Treatment Options for ITP:
Treatment for ITP aims to increase platelet count and reduce the risk of bleeding. The approach varies depending on the severity of the condition:

Medications:

• Corticosteroids: These are often the first line of treatment to suppress the immune system and increase platelet counts.
• Immunoglobulins (IVIg): IVIg therapy can temporarily increase platelet count in severe cases.
• Rituximab: This medication helps reduce the immune system’s attack on platelets.
• Thrombopoietin Receptor Agonists: Drugs like eltrombopag and romiplostim stimulate the bone marrow to produce more platelets.

Surgery:

• Splenectomy: In some cases, removing the spleen may be necessary if other treatments fail to increase platelet counts.
• Lifestyle and Supportive Care
• Patients may be advised to avoid contact sports and certain medications that increase the risk of bleeding.

Cost of Treatment and Stay in India:
The cost of treating Immune Thrombocytopenia (ITP) in India is significantly lower compared to many Western countries. Treatment costs vary depending on the severity of the condition, the required medications, and hospital stay.
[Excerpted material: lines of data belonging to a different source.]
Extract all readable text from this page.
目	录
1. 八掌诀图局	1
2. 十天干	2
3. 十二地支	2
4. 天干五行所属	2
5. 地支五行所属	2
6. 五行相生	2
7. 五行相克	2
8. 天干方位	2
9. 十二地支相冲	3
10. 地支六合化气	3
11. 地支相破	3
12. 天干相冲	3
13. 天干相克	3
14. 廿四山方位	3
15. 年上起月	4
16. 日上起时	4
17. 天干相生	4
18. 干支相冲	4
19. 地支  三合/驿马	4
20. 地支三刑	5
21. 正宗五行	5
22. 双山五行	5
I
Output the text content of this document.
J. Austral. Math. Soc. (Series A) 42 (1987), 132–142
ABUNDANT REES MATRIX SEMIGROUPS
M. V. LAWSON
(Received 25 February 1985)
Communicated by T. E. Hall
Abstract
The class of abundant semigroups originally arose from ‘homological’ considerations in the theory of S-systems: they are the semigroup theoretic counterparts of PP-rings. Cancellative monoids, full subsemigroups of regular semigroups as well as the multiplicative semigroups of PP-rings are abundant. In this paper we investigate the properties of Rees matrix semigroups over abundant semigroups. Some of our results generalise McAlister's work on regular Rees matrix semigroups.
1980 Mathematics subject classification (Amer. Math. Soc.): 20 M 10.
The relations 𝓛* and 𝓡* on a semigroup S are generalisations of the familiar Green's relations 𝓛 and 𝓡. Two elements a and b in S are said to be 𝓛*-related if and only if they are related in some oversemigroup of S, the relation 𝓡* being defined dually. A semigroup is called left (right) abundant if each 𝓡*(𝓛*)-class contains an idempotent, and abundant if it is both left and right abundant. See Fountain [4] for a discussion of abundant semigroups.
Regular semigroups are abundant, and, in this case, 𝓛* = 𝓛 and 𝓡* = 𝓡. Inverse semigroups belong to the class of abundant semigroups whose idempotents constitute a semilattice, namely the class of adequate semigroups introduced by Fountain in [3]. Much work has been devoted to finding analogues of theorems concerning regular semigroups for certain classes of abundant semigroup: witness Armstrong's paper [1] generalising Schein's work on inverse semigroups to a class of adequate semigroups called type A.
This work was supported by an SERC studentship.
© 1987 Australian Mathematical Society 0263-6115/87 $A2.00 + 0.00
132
• Initial Consultation: Around USD 50–100 or INR 4,000–8,000.
• Hospital Stay: A typical stay for treatment may cost between USD 100–300 per day or INR 8,000–24,000 per day.
• Medications: The cost of drugs like corticosteroids, IVIg, and thrombopoietin receptor agonists may range from USD 100–1,000 or INR 8,000–80,000, depending on the type and duration of treatment.
• Splenectomy: If surgery is required, the cost for a splenectomy procedure can range from USD 2,000–5,000 or INR 1,50,000–4,00,000.

Overall, the total cost of treatment for ITP in India is much more affordable than in many other countries, with patients saving up to 70-80% on healthcare expenses.